Aerodrome and CWS Jam Factory
A short-lived WW1 Aerodrome once existed on Berkeley Avenue adjacent to the Kennet River
In 1915, it was realised that the war (World War 1) was not going to be over quickly. More RFC (Royal Flying Corps) squadrons would be required and this moved the War Office to expand its training organisation. To meet this requirement the No.1 School of Military Aeronautics and the No.1 School of Technical Training were formed in Reading.
An airfield and small aerodrome (officially known as Coley Park Aerodrome) was built on low-lying ground near the River Kennet at Coley alongside the new CWS (Co-operative Wholesale Society) Jam Works near Berkeley Avenue. It was opened in 1915 and by 1916 was providing advanced training to the trainees from the School of Technical Training.
The Avro 504 was a popular training model at RFC Coley Park
CWS (Co-operative Wholesale Society) Jam Works
Before the CWS decided to build their Jam Factory in Reading, a number of alternatives were considered. Evesham, Banbury, Aylesbury, Basingstoke, Sittingbourne and Rugby were all tested as potential sites. Coley at Reading was decided the best location on the spreading meadows between the Kennet River and the Great Western Railway Depot (Reading Goods).
Although construction of the Jam Works was completed in 1916, the factory could not start production due to the shortage of glass and sugar due to the war effort. The new factory had no machinery installed and the Government was quick to notice this. Part of the empty factory buildings were then used for aircraft construction and the offices used for the RFC pilot training school. The main aircraft in use was the AVRO 504, but reports of other aircraft have been noted. The aerodrome was plagued by river fogs and by the end of the war was no longer of use and the land was released. Today there is no trace of the aerodrome.
Images from the Wheatsheaf news - August 1920
(Click images to enlarge ...)
The CWS Jam Works was finally able to commence production in 1919. Fruit was brought in from all over the country and fruit imported from overseas arrived at Southampton docks regularly.
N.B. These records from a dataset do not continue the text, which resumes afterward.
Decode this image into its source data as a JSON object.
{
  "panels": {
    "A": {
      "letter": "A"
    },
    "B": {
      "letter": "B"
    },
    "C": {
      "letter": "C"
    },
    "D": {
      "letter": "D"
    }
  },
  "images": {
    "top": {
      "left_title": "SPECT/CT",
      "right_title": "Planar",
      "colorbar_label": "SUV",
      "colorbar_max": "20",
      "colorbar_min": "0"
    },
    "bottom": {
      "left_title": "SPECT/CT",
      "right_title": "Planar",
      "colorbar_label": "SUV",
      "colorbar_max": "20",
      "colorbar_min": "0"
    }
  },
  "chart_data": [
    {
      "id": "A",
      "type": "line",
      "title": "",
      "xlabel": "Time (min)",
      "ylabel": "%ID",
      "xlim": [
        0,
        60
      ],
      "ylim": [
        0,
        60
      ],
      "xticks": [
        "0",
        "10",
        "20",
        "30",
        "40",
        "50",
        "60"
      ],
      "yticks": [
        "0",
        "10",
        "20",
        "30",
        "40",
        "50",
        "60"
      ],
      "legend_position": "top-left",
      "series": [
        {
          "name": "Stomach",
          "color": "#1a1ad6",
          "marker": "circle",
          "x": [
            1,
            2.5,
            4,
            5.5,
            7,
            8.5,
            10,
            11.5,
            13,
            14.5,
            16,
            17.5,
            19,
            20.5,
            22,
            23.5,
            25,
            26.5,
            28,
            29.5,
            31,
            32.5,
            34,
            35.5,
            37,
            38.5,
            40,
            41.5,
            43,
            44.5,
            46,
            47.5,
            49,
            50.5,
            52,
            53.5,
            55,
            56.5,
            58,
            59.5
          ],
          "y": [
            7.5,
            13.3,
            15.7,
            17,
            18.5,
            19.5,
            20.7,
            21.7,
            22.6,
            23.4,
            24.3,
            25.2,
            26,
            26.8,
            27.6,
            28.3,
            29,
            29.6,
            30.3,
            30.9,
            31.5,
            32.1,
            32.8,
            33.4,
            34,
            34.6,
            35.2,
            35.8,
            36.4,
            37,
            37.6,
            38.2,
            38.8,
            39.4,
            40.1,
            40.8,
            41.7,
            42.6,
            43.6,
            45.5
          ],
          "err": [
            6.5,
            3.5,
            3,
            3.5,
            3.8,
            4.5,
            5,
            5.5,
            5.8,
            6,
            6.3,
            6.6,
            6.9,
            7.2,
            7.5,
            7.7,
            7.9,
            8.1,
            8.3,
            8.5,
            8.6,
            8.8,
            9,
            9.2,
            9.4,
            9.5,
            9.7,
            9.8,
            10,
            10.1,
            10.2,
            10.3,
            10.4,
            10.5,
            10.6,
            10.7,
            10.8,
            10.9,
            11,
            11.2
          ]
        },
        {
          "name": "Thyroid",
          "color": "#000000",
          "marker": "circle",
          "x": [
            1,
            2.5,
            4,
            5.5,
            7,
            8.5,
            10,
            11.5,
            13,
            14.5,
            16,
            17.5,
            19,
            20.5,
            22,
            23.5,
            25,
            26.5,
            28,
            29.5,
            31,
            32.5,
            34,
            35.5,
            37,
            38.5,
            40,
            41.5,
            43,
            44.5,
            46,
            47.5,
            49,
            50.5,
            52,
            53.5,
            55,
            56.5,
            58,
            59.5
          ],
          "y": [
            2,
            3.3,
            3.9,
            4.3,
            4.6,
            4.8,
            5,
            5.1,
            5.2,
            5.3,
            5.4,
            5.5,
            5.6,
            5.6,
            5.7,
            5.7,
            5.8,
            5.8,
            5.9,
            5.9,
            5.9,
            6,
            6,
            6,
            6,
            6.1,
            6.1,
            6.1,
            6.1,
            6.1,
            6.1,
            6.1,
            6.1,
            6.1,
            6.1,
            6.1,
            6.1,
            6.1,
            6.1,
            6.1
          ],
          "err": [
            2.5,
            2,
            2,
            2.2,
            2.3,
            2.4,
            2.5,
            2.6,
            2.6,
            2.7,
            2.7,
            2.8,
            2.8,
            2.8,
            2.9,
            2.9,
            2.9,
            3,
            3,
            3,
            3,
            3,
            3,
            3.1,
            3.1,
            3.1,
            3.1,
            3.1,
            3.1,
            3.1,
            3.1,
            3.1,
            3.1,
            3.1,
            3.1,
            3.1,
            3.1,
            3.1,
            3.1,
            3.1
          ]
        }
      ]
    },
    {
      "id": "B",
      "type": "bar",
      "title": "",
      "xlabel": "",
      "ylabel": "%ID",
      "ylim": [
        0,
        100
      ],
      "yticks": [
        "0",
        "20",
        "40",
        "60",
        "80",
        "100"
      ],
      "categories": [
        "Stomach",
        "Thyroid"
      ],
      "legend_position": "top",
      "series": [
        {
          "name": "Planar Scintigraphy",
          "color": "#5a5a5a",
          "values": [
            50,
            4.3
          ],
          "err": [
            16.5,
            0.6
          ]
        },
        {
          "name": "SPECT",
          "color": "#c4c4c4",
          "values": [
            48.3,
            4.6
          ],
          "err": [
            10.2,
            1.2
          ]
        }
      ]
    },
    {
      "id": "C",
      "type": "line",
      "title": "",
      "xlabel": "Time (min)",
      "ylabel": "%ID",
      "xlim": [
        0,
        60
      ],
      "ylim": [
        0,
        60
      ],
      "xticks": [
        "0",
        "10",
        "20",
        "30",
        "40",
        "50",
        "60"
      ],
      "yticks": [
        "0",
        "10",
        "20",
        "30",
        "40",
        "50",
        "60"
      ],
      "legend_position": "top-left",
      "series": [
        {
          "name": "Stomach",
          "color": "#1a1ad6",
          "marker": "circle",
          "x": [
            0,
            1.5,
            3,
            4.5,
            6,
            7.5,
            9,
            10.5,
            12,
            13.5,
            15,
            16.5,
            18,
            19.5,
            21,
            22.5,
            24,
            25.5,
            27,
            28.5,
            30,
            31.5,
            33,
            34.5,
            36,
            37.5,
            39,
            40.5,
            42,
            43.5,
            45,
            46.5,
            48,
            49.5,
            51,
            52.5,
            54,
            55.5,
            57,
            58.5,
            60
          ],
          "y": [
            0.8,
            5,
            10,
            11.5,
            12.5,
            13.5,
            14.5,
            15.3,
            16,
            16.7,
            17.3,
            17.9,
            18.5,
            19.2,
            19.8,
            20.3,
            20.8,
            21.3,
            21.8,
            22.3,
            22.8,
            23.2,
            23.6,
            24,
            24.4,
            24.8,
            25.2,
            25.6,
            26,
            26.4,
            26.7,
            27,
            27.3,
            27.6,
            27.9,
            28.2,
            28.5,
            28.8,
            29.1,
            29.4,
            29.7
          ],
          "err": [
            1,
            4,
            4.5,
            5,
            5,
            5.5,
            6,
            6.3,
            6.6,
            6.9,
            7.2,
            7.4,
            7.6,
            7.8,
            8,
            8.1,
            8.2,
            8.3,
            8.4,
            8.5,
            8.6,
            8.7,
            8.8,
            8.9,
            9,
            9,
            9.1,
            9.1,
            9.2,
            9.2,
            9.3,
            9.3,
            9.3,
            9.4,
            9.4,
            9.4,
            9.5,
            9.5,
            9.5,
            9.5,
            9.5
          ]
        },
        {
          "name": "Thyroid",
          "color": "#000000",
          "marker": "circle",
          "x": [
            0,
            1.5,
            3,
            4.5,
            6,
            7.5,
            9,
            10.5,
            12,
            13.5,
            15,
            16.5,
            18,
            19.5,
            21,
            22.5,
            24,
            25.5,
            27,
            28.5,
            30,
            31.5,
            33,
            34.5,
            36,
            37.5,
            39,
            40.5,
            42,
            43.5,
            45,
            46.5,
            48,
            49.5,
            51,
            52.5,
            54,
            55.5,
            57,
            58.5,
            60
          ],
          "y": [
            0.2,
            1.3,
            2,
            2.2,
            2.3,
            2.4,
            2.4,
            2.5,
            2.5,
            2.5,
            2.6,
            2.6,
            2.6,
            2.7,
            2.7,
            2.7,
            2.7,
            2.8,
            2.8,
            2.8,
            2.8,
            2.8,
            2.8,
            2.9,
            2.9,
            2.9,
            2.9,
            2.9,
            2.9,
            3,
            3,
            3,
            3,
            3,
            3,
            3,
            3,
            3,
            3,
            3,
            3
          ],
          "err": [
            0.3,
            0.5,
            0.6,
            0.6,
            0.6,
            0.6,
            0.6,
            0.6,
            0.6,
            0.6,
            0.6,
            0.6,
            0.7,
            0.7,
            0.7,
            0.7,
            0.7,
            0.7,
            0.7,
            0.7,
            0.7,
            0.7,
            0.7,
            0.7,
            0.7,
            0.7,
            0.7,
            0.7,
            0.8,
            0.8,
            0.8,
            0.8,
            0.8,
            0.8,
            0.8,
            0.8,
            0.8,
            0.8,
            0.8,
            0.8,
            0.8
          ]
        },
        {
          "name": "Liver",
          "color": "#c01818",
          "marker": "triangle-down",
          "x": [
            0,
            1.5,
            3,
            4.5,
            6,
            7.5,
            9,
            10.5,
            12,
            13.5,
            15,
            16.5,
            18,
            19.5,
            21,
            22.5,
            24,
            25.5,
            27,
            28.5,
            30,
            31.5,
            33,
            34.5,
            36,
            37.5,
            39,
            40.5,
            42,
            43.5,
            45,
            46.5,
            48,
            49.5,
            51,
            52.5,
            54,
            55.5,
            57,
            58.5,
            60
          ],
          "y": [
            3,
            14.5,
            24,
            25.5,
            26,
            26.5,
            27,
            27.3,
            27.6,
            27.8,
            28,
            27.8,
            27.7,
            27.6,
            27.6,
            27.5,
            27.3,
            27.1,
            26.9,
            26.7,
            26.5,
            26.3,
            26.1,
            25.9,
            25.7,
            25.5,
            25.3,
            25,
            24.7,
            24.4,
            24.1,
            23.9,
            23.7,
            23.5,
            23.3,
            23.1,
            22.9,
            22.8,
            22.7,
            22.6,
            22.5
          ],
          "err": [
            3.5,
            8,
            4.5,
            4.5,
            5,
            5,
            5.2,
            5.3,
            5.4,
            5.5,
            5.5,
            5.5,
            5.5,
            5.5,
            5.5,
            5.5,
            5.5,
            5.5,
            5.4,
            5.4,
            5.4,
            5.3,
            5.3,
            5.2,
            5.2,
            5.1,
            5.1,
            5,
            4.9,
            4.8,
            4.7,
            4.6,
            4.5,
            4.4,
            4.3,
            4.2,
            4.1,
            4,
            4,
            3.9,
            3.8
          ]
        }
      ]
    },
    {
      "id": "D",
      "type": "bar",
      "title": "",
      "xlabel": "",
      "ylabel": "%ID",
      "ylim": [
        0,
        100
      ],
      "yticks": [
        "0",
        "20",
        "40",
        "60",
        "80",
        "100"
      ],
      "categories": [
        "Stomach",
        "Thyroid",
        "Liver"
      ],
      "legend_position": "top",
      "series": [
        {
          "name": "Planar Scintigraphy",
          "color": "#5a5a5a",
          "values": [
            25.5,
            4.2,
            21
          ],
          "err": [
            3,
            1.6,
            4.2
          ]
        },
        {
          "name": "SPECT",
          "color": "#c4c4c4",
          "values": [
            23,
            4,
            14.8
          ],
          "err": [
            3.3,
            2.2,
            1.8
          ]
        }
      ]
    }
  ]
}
By 1920, just a year after beginning production, there were 48 steam-jacketed pans boiling away all day turning fruit and sugar into jam. Modern machinery included automated bottle washing and for the labelling of jars. The company provided well for its employees, having a fine dining room and a recreation club where tennis and other games were available during leisure hours.
In its heyday it produced over 1.7 million jars of jam per year. In 1968 the works were closed and the production moved to Manchester. The buildings were bulldozed and the area is now a light industrial estate.
The Co-operative Wholesale Society (CWS) also owned a printing works in Elgar Road (c.1919), which presumably printed the labels for their jam jars etc.
More on the Royal Flying Corps (RFC) at Coley Park ...
Capt W.E. Johns
Thanks to Julian Tominey for the following contribution regarding the Royal Flying Corps (RFC) at Coley Park in Reading.
“One famous person who learned to fly with the RFC at Coley Park was none other than Capt. W.E. Johns – the author of the Biggles, Gimlet, Worrals and other stories. He trained there in an aircraft type known as the Maurice Farman SH (where SH = Short Horn; yes there was a LH variant). By the way the No 1 Training School you mention had its H.Q. at No. 14, London Road, Reading.”
Here are some pictures of the MFSH aeroplane that Johns would have trained on at Coley Park.
Following on from Julian's information, William Earl Johns (born February 1895) was taught to fly by a Captain Ashton and many of his experiences were to go into the book Biggles Learns To Fly. Johns had an aptitude for flying and soon went solo, but actually stalled and crashed on his first flight!
On January 20 1918, W.E. Johns was posted to No.25 Flying Training School at Thetford in Norfolk, closer to where his wife and son lived.
Captain (a rank imposed on himself) W.E. Johns went on to write 169 books, and over 100 of these were Biggles books. He died in June 1968.
(Alfred) Norman Burnie
Thanks to Venessa Mann for this wonderful piece of memorabilia from the Royal Flying Corps at Coley Park (Posted: September 2016)
Just a simple thought to send her son a birthday wish has now become a small part of recorded history 100 years later. (Alfred) Norman Burnie was stationed at the RFC airfield and factory at Coley Park during the first world war. According to the postcard address below I believe his rank was 2nd Class Air Mechanic (2/a/m). No date is readable on the postmark but it was posted in Preston UK. His service number is 58588 (or 59588?).
Venessa has tried to find more about Norman's war, but records are hard to trace and may have been with those that were destroyed during the bombing of London during WW2. We do know that he was born in Preston in 1887 and was married to Mary. He passed away in 1960 aged 73, so it is pleasing he survived the two wars.
Click to enlarge images
The postcard message reads:
Many happy returns of the day, to dear Norman. Will write shortly. Yours very affectionately, Mother.